John F. Kennedy said, “If freedom is to survive and prosper, it will require the sacrifice, the effort, and the thoughtful attention of every citizen. In my own native state of Massachusetts, the battle for American freedom was begun by the thousands of farmers and tradesmen who made up the minutemen — citizens who were ready to defend their liberty at a moment’s notice. Today we need a nation of minutemen; citizens who are not only prepared to take up arms but citizens who regard the preservation of freedom as a basic purpose of their daily life and who are willing to consciously work and sacrifice for that freedom. The cause of liberty, the cause of America, cannot succeed with any lesser effort.”

If we want solutions that include effective public safety results, we must embrace our concealed weapons permit holders as partners in the defense of our American lives. If you have a concealed weapon permit, then you should be able to take your permit anywhere, any state, any airport, any school, any army base, anywhere and it should be valid and respected in America. For a concealed weapon permit, you should have similar training of firearms that policemen go through to handle a firearm safely and effectively. Background checks are required to earn your concealed weapon permit. But concealed weapon permit holders should be looked at by policemen, our military, and government agencies as assets as well. We are all here to protect our nation, our freedom, our families, and ourselves. 

We need to embrace our lawful citizens and realize not everybody makes horrific decisions to hurt others with weapons. The majority of our citizens want to help protect others. We do not all have to live a fear-based life only reliant on the protections of a few when we can protect many with empowered American citizens. 

We are not guaranteed our country, our home, our dreams, and our family. We have to fight for each. We have to protect ourselves. That is the American way — someone else won’t do it for you! We earned our freedom with blood, sweat, and tears. And just because it was earned does not mean our fight is over. We have to always be prepared to defend ourselves, our home, our children, and our country. We are stronger with civilian gun ownership.
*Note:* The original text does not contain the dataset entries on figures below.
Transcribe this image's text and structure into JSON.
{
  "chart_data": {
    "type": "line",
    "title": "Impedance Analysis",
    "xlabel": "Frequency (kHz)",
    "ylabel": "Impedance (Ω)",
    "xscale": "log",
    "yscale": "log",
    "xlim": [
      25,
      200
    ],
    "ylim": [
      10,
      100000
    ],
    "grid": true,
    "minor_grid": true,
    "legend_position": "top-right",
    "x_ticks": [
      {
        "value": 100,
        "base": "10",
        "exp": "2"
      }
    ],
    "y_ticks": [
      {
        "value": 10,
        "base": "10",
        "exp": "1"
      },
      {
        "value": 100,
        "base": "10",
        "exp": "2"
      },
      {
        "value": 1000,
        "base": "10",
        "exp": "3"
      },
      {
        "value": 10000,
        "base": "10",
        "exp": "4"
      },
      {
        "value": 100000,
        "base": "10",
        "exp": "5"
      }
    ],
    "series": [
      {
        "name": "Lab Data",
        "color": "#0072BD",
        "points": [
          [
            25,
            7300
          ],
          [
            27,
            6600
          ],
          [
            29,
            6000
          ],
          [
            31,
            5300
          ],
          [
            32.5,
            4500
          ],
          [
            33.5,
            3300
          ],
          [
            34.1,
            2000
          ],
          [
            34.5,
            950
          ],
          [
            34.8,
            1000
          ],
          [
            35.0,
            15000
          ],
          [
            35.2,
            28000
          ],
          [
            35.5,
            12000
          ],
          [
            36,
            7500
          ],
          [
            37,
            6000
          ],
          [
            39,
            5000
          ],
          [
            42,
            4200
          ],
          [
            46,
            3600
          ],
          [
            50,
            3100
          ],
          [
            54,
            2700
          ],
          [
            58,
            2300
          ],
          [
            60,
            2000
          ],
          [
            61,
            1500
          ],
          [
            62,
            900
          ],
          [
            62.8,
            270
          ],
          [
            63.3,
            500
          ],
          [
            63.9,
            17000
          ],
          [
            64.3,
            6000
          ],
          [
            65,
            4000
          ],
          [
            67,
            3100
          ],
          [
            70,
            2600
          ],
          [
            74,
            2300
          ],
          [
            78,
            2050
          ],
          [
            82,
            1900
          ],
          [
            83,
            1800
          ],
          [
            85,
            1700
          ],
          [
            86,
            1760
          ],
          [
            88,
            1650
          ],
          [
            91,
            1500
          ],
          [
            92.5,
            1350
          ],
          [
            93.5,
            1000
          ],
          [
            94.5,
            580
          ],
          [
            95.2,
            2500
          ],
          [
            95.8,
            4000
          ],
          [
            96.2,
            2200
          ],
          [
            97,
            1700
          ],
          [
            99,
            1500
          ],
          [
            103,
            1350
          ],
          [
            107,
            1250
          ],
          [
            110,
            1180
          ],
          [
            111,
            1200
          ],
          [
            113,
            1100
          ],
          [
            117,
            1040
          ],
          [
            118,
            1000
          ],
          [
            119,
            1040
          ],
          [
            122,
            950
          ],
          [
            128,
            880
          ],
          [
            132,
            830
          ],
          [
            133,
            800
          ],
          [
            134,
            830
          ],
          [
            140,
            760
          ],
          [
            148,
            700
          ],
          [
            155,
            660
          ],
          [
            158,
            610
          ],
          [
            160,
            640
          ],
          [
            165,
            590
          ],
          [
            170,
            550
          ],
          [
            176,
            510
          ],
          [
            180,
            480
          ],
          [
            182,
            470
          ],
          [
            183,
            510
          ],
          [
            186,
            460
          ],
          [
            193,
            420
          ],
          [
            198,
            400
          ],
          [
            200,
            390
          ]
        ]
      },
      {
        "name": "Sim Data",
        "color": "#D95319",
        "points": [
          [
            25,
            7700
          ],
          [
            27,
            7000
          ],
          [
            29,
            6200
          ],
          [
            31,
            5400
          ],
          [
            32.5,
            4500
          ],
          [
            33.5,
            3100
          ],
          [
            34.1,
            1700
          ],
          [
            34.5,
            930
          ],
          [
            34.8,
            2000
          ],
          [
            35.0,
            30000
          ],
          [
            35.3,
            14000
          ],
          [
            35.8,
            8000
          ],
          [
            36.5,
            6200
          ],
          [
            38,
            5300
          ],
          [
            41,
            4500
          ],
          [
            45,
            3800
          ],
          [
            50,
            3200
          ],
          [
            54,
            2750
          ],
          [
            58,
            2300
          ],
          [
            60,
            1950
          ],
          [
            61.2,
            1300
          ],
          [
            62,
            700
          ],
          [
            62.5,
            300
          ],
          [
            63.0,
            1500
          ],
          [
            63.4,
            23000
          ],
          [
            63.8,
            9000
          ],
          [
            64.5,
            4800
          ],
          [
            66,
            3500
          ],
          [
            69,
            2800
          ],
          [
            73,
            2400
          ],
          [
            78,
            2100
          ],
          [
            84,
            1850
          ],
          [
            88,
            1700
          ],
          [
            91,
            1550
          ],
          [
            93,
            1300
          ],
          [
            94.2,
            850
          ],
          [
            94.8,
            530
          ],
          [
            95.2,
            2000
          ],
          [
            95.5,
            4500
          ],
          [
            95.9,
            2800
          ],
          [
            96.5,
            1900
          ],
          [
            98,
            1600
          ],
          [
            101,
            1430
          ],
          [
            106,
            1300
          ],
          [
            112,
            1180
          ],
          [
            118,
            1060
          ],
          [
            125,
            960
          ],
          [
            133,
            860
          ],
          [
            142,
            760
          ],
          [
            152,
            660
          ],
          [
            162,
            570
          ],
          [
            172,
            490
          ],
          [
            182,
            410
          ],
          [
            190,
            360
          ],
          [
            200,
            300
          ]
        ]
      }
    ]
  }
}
Another solution to reducing gun violence is to encourage the development and ownership of highly advanced guns. Again, that is one reason why we defeated the British because we had the better gun. If states want their lawful citizens to be empowered and effective in protecting themselves and each other, we cannot outlaw magazine clips, high-powered rifles, or machine guns. To have a country that is truly a nation of the people and by the people, we need to encourage our law-abiding citizens to be prepared to defend themselves from an attack on American soil. The federal government should encourage its civilians to protect themselves, not make laws against it. Pearl Harbor seemed impossible until it happened, 9/11 seemed impossible until it happened, Hurricane Katrina seemed impossible until it happened, the Columbine shooting seemed impossible until it happened. Extreme terrorist groups such as the Islamic State could invade, infiltrate, and take over a town, a city, or a state. It seems impossible — just like all the other deadly events in our past. Who do you think is going to be more effective at winning a battle on our homeland: ISIS or law-abiding Americans? Do you think we are going to be able to defend ourselves with our hunting shot rifles or do you think the individual is going to be more effective with a stockpile of technically advanced weapons? The need to have a stockpile of useful advanced weaponry is never needed until you desperately need it. Americans, we can no longer play ignorant and turn away from the realities of survival. We must individually be strong if we want peace and balance.